You’re Only As Old As Your Transcriptional Profile.

Getting older is a dangerous hobby. With increasing age comes greater susceptibility to chronic and acute conditions like heart disease, strokes and cancer. But while these trends are well-studied and clear, less is known about the specific mechanisms of aging that contribute to greater disease risk over time. Most large-scale studies to date have focused strictly on genetic factors like gene mutations, which provide only a partial picture of the entire cellular landscape.
A recent paper in Nature Communications describes a different approach. Here, the authors examined the “transcriptional landscape of age” by assaying blood from thousands of people to discover which genes were expressed, and particularly which of those vary in abundance with age. They also compared the levels of DNA methylation — a chromosomal modification that inactivates expression of nearby genes — in samples from individuals of varying age.
In the primary sample set of whole blood from nearly 15,000 individuals of European descent, the research team found about 900 genes expressed significantly higher in samples from younger individuals, and another 600 more abundant in the blood of older individuals. When expression of these genes was verified against other populations — Native Americans, Hispanic Americans and African American cohorts — between 30 and 75 percent of the identified genes showed similar patterns related to age. While these sample sets were smaller (between 400–500 individuals each), the results suggest there may be a core set of genes across populations that are expressed only in younger, or in older, individuals.
The authors explored the possible functions of these genes by performing clustering analyses of genes that tended to be abundant in the same samples, or co-expressed, and determining the known cellular pathways associated with those genes. Among genes expressed preferentially in younger individuals, they found components of DNA repair pathways, genes associated with mitochondria and metabolism and clusters linked to naïve immune system response. The genes up-regulated in older individuals were instead involved in regulation of cellular structure, degradation of specialized polysaccharides called glycosaminoglycans as well as the innate and adaptive immunity. While some of these functions have been linked to aging in other studies, others are implicated here for the first time.

Interestingly, the age-associated differences among the immune-related gene clusters held true even when the authors tested individual cell types from the blood samples. This means that the differences are not just due to the relative abundance of certain cell types — like naïve T cells in younger individuals, or memory T cells in the older population — but that differences in expression of at least some genes persists across cell types. The authors found an additional hint of this phenomenon by testing a set of brain tissue samples against their initial gene sets. In both cerebellum and frontal cortex cells, around 20–25% of the genes identified in blood samples had similar expression patterns associated with age.
The results from the authors’ DNA methylation study were somewhat surprising. Earlier work has identified a number of DNA methylation sites correlated with chronological age — but these were not significantly enriched near the genes showing the highest differences in expression. Likewise, the promoters of these age-associated genes were not preferentially methylated. Instead, nearby regulatory regions — gene enhancers and insulators — showed much better correlation with the expression of these specific genes, suggesting that these genes undergo active regulation, which may be fine-tuned or altered over time.

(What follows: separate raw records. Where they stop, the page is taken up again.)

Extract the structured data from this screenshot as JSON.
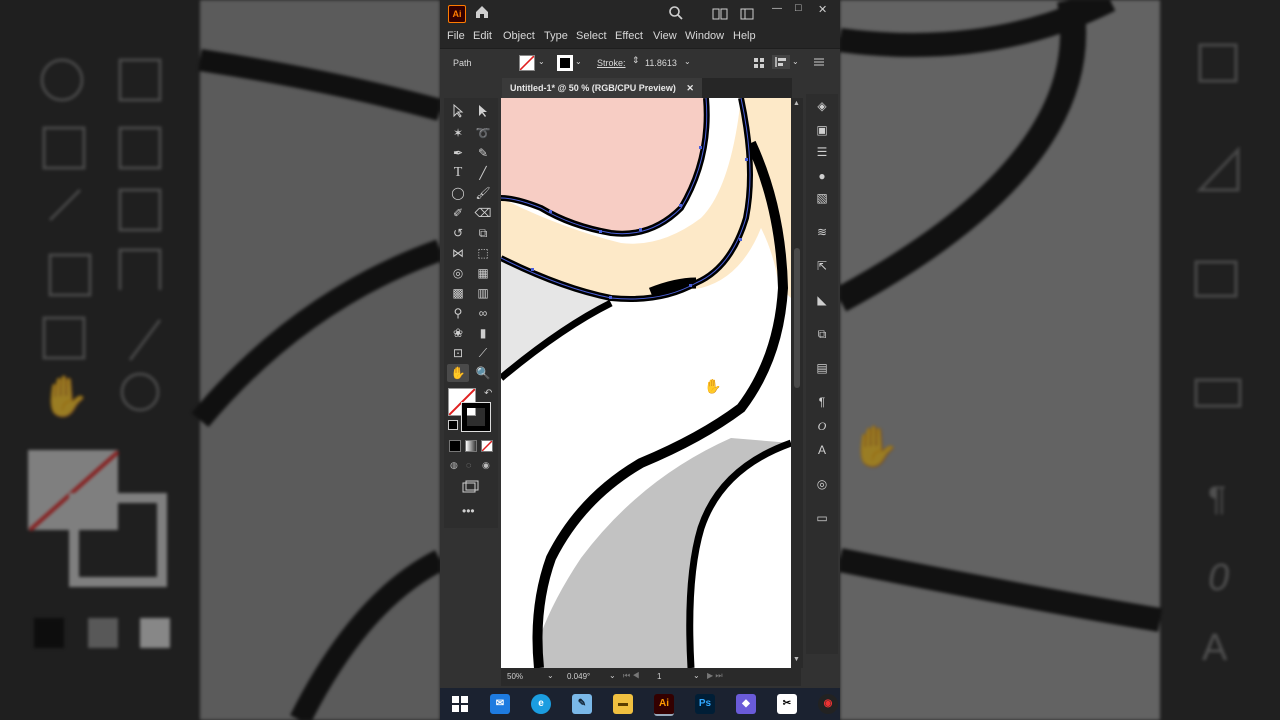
{
  "app": {
    "logo_text": "Ai",
    "menu": [
      "File",
      "Edit",
      "Object",
      "Type",
      "Select",
      "Effect",
      "View",
      "Window",
      "Help"
    ],
    "window_controls": {
      "minimize": "—",
      "maximize": "□",
      "close": "✕"
    }
  },
  "control_bar": {
    "selection_label": "Path",
    "stroke_label": "Stroke:",
    "stroke_value": "11.8613"
  },
  "document_tab": {
    "title": "Untitled-1* @ 50 % (RGB/CPU Preview)",
    "close_glyph": "✕"
  },
  "status_bar": {
    "zoom": "50%",
    "rotation": "0.049°",
    "artboard": "1"
  },
  "colors": {
    "app_bg": "#323232",
    "chrome_dark": "#262626",
    "skin_pink": "#f7cdc4",
    "skin_light": "#fde9c8",
    "gray_fill": "#c2c2c2",
    "light_gray_fill": "#e6e6e6",
    "stroke": "#000000",
    "path_highlight": "#4a5fd8",
    "ai_logo": "#ff7c00"
  },
  "taskbar": {
    "icons": [
      "windows-icon",
      "mail-icon",
      "edge-icon",
      "notepad-icon",
      "file-explorer-icon",
      "illustrator-icon",
      "photoshop-icon",
      "app-icon",
      "capcut-icon",
      "chrome-icon"
    ],
    "illustrator_label": "Ai",
    "photoshop_label": "Ps"
  }
}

Perhaps the most striking result from this study was the predictive success of the genes identified. Based on the expression of “age-correlated” and “age-anti-correlated” genes, the researchers could make predictions about the age of the individual donating each sample. Those predictions were generally fairly accurate, with an average difference from chronological age of less than eight years. But when the “transcriptomic age prediction” was higher than the actual age, there were consistent health factors — high blood pressure, high cholesterol, high BMI — associated with those individuals. This suggests not only that gene expression may be useful for estimating age and understanding the mechanisms underlying the aging process, but it could also help to identify individuals with higher health risks, whose transcriptional profiles mark them “older” than their calendar years.